Have you looked into the mechanics of this trade? The crypto loans I'm aware of are all significantly overcollateralized. You would have to pledge say 1m BTC to get 0.8m BTC worth of USDT which you could then sell for dollars. If you succeeded USDT tanks, everyone who holds USDT would be rushing for the exit, wiping out the crypto you pledged as collateral also. So you succeed in losing 20% of your money on the initial USDT trade and almost all of the value of the crypto assets you pledged for the loan as well.

These markets are nowhere near as flexible and liquid as regular fx - I would be amazed if you ended up making money overall on this kind of strategy and the execution risk is significant.

2 comments

> So you succeed in losing 20% of your money on the initial USDT trade

Presumably the value of Tether would drop much farther than the value of other crypto.

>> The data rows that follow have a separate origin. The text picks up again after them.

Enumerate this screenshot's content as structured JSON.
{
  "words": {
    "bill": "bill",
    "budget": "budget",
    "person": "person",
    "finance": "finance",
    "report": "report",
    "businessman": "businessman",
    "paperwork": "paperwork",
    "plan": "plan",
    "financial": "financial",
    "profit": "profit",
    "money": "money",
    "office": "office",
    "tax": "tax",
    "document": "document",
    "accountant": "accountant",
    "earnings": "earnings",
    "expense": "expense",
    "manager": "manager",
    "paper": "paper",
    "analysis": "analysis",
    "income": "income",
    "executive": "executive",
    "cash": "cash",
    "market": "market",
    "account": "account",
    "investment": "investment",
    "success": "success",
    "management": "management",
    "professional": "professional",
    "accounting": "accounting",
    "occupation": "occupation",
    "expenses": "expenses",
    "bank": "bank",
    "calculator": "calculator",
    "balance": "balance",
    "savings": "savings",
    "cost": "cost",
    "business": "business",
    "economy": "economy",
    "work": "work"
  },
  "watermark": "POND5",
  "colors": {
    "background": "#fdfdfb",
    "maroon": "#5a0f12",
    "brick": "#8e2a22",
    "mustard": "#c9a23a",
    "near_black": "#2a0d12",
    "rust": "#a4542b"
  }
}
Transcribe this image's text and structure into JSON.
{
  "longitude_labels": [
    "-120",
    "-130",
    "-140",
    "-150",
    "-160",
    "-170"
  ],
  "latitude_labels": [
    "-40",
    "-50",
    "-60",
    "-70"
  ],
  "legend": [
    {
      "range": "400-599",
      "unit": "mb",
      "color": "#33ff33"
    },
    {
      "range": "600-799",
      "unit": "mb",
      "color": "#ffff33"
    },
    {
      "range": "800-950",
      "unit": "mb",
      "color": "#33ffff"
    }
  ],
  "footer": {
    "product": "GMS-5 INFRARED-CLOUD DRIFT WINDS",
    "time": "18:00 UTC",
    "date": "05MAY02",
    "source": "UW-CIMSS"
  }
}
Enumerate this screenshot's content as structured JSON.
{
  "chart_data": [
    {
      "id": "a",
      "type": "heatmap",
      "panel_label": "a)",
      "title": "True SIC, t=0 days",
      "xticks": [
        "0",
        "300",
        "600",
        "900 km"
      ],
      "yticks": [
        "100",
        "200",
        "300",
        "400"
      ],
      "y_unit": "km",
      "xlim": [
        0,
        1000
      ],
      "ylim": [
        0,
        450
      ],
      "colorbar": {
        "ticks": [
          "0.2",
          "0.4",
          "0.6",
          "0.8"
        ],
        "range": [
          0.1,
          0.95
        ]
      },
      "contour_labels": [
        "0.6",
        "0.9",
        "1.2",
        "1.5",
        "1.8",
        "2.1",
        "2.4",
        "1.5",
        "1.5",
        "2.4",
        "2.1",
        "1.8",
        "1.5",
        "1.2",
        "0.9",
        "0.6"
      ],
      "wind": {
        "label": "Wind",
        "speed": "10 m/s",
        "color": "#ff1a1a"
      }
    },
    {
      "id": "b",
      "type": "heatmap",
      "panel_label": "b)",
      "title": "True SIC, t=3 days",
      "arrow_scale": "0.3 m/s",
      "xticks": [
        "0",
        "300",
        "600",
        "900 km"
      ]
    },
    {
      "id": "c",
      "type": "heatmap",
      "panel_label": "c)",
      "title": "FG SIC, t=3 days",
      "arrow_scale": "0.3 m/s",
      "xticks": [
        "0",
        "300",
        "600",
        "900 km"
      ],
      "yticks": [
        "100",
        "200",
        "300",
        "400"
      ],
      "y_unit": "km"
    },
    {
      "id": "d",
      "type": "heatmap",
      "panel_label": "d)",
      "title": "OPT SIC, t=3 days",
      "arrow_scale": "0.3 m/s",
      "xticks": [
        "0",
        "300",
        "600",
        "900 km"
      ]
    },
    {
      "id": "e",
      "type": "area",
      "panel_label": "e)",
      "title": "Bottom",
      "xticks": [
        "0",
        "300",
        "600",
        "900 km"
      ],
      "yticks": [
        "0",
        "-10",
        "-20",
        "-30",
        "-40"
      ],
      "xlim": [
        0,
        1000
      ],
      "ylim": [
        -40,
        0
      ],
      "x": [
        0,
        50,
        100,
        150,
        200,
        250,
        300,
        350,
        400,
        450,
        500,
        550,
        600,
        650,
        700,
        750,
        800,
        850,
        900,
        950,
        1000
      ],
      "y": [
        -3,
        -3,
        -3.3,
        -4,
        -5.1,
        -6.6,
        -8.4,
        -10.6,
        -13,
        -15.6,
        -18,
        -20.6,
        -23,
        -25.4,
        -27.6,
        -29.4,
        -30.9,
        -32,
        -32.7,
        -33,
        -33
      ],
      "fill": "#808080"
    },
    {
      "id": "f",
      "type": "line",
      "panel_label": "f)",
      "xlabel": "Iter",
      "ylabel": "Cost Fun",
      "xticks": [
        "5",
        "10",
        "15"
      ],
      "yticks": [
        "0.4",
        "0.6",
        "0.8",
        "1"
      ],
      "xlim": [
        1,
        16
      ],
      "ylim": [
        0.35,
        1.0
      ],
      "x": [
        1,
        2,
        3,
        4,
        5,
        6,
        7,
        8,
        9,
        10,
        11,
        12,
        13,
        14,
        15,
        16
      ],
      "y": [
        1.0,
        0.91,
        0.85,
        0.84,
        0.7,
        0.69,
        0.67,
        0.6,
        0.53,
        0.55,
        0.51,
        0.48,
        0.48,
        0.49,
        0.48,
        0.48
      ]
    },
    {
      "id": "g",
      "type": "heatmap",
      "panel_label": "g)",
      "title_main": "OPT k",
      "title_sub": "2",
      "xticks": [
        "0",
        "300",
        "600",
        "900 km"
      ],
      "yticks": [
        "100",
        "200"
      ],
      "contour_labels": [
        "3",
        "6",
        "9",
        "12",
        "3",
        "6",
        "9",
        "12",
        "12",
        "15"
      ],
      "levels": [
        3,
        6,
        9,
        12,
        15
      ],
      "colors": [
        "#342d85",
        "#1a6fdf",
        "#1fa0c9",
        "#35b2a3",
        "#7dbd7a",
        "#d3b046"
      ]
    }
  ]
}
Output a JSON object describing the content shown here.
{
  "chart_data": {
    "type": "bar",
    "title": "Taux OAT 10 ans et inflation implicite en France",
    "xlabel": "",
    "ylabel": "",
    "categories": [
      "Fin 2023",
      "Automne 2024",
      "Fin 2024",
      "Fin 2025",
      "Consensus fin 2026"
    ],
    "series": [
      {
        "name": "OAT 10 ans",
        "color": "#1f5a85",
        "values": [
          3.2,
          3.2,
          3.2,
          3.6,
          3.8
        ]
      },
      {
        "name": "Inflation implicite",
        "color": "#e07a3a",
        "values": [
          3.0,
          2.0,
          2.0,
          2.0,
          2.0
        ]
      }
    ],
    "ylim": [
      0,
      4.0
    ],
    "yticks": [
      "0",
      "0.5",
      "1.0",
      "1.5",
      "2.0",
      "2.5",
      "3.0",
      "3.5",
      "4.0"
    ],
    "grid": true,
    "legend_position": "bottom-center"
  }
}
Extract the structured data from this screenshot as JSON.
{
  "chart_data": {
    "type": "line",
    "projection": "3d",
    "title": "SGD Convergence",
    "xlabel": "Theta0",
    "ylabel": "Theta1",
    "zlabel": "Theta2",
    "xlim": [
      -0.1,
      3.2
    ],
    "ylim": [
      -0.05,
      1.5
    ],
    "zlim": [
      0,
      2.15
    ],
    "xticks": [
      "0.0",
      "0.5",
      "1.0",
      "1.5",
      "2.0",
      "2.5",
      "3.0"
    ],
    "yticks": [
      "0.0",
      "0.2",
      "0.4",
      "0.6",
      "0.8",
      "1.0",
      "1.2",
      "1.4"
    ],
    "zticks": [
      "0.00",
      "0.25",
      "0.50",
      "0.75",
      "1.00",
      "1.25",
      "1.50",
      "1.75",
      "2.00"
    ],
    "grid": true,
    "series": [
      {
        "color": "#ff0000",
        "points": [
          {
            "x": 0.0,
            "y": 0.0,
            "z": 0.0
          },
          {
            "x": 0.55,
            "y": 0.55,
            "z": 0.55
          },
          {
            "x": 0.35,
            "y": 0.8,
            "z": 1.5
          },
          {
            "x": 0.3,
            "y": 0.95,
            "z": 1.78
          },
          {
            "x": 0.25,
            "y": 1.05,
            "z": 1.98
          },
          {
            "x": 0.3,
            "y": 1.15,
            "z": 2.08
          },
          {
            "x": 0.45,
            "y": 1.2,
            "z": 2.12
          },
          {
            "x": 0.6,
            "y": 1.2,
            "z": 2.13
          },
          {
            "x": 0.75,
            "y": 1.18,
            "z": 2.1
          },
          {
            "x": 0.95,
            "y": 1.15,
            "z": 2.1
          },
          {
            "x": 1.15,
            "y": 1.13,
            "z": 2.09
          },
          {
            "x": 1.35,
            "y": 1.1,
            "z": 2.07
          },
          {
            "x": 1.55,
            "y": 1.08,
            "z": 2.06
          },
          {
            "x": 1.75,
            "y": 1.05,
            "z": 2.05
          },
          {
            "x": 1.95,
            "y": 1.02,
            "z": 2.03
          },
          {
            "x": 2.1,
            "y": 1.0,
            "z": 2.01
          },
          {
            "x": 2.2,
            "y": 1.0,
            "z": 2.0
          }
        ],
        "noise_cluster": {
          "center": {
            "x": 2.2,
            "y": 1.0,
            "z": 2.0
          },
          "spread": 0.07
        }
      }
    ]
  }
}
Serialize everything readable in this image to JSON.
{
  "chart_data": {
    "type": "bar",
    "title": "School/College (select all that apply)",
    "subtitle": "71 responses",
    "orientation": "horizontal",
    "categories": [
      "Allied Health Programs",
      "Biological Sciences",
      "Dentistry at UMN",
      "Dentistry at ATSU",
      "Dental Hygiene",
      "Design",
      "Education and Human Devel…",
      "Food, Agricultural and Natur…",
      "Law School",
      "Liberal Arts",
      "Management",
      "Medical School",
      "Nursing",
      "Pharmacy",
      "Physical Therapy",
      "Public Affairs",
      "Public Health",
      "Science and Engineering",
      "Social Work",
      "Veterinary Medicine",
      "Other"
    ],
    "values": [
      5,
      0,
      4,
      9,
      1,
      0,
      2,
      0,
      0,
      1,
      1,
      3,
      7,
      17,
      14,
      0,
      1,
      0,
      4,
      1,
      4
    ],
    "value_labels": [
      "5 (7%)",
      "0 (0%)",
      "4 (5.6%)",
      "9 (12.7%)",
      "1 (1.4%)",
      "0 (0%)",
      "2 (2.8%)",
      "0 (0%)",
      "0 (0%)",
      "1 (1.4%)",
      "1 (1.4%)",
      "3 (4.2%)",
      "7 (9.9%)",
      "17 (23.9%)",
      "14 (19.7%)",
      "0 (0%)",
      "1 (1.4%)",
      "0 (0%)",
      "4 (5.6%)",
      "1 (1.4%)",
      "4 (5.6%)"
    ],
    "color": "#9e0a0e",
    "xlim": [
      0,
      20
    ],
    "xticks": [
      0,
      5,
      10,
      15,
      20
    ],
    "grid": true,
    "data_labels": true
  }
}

If USDT drops 90% and BTC drops 50% in USD terms, the BTC would gain value in USDT terms and your loan would be even more overcollateralized.

Then you could pay back your loan with USDT at ten cents on the dollar and make an absolute killing.

In this scenario, if USDT drops low enough, might you not have trouble actually procuring enough USDT to payback and unlock your BTC? It would seem like a sudden collapse of USDT might cause a complete stop in all trading of USDT pairs, no? I suppose you could counteract that a bit by continuing to hold a certain amount of USDT, but would the loan instrument still accept USDT as repayment if USDT becomes worthless?
> These markets are nowhere near as flexible and liquid as regular fx

Love to hear this.

Some facts to back this up.

1)In normal FX markets the amount transacted goes to trillions of USD per day, and liquidity at the touch is very high. So if you need to unwind a position there will be people who will take the other side and the market won't move much even if you're trying to unload a lot of a single cross.

2)In equity markets (which I'm a little more familiar with from a microstructure point of view) a single large market participant like a big broker/dealer will do more than a billion client orders on a busy day (when you add up the orders they do internally and all the child orders from executing trades in pieces). If you wanted to do a billion transactions on the ethereum blockchain at the current throughput it would take you almost 2 years, and no-one else would be able to do anything. So making a lot of trades fast isn't really possible.

Obviously chains like solana would help this a lot, but the point remains that in the current defi ecosystem markets aren't very resilient because they can't react as fast and they don't have the kind of depth of liquidity that conventional markets have.